Les chercheurs et chercheuses ont utilisé des atomes de fer individuels comme principal catalyseur, qu'ils ont répartis uniformément sur la surface des longues fibrilles de protéines. «Nous avons immergé les fibrilles dans un bain de fer, pour ainsi dire, afin qu'elles puissent réagir efficacement avec l'alcool et le transformer en acide acétique», explique Jiaqi Su, chercheuse à l'ETH Zurich et première autrice de l'étude. De minuscules quantités de peroxyde d'hydrogène sont nécessaires pour déclencher cette réaction dans l'intestin. Elles sont générées par une réaction en amont entre le glucose et les nanoparticules d'or. L'or a été choisi comme catalyseur du peroxyde d'hydrogène parce que ce métal précieux n'est pas digéré et reste donc efficace plus longtemps dans le tube digestif. Les scientifiques ont intégré toutes ces substances - le fer, le glucose et l'or - dans le gel. Il en résulte une cascade de réactions enzymatiques en plusieurs étapes qui convertit finalement l'alcool en acide acétique.
Le gel fonctionne chez les souris
L'efficacité du nouveau gel a été testée sur des souris auxquelles on avait administré de l'alcool une seule fois et sur des souris auxquelles on avait administré de l'alcool régulièrement pendant dix jours. Trente minutes après l'ingestion d'une seule dose d'alcool, l'application prophylactique du gel a permis de réduire de 40% le taux d'alcoolémie des souris. Cinq heures après la prise d'alcool, leur taux d'alcoolémie avait chuté de 56% par rapport au groupe témoin. L'acétaldéhyde nocif s'est moins accumulé chez ces souris et les réactions de stress dans leur foie ont été considérablement réduites, ce qui s'est traduit par de meilleures valeurs sanguines.
Chez les souris ayant consommé de l'alcool pendant dix jours, les scientifiques ont pu démontrer non seulement une diminution de l'alcoolémie, mais aussi un effet thérapeutique durable du gel : les souris ayant reçu le gel quotidiennement en plus de l'alcool présentaient une perte de poids nettement moins importante, moins de lésions hépatiques et donc un meilleur métabolisme des graisses dans le foie, ainsi que de meilleures valeurs sanguines. D'autres organes des souris, tels que la rate ou l'intestin, ainsi que leurs tissus, présentaient également beaucoup moins de dommages causés par l'alcool.
Brevet en cours
Lors d'une étude antérieure sur l'administration de fer par le biais de fibrilles de protéines de lactosérum, les scientifiques avaient découvert que le fer réagissait avec l'alcool pour former de l'acide acétique. Ce processus étant trop lent et trop inefficace à l'époque, ils et elles ont modifié la forme sous laquelle elles et ils attachaient le fer aux fibrilles de protéines. «Au lieu d'utiliser des nanoparticules plus grosses, nous avons opté pour des atomes de fer individuels, qui peuvent être répartis plus uniformément sur la surface des fibrilles et donc réagir plus efficacement et plus rapidement avec l'alcool», explique Raffaele Mezzenga.

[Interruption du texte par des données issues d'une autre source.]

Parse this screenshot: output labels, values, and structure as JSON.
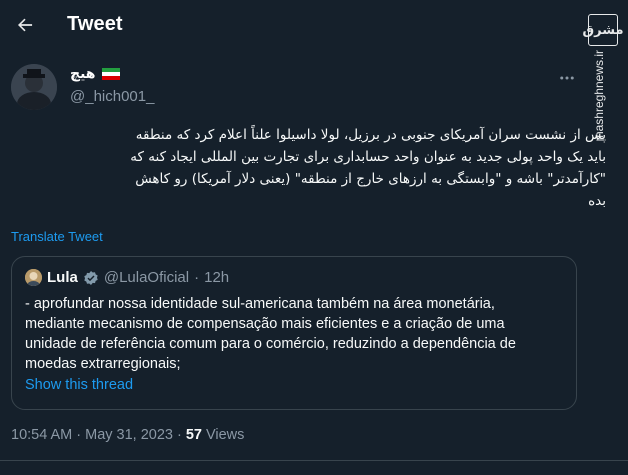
{
  "header": {
    "title": "Tweet"
  },
  "watermark": {
    "logo": "مشرق",
    "site": "mashreghnews.ir"
  },
  "author": {
    "name": "هیچ",
    "handle": "@_hich001_"
  },
  "tweet": {
    "lines": [
      "پس از نشست سران آمریکای جنوبی در برزیل، لولا داسیلوا علناً اعلام کرد که منطقه",
      "باید یک واحد پولی جدید به عنوان واحد حسابداری برای تجارت بین المللی ایجاد کنه که",
      "\"کارآمدتر\" باشه و \"وابستگی به ارزهای خارج از منطقه\" (یعنی دلار آمریکا) رو کاهش",
      "بده"
    ],
    "translate": "Translate Tweet"
  },
  "quote": {
    "name": "Lula",
    "handle": "@LulaOficial",
    "separator": "·",
    "time": "12h",
    "lines": [
      "- aprofundar nossa identidade sul-americana também na área monetária,",
      "mediante mecanismo de compensação mais eficientes e a criação de uma",
      "unidade de referência comum para o comércio, reduzindo a dependência de",
      "moedas extrarregionais;"
    ],
    "show_thread": "Show this thread"
  },
  "footer": {
    "time": "10:54 AM",
    "dot1": "·",
    "date": "May 31, 2023",
    "dot2": "·",
    "views_count": "57",
    "views_label": "Views"
  },
  "colors": {
    "background": "#15202b",
    "accent": "#1d9bf0",
    "muted": "#8b98a5",
    "verified": "#829aab"
  }
}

Les scientifiques ont déjà déposé une demande de brevet pour le gel. Bien que plusieurs tests cliniques soient encore nécessaires avant d'autoriser son utilisation chez l'être humain, les chercheurs et chercheuses sont convaincues que cette étape sera également couronnée de succès, car elles et ils ont déjà démontré que les fibrilles de protéines de lactosérum qui composent le gel sont comestibles.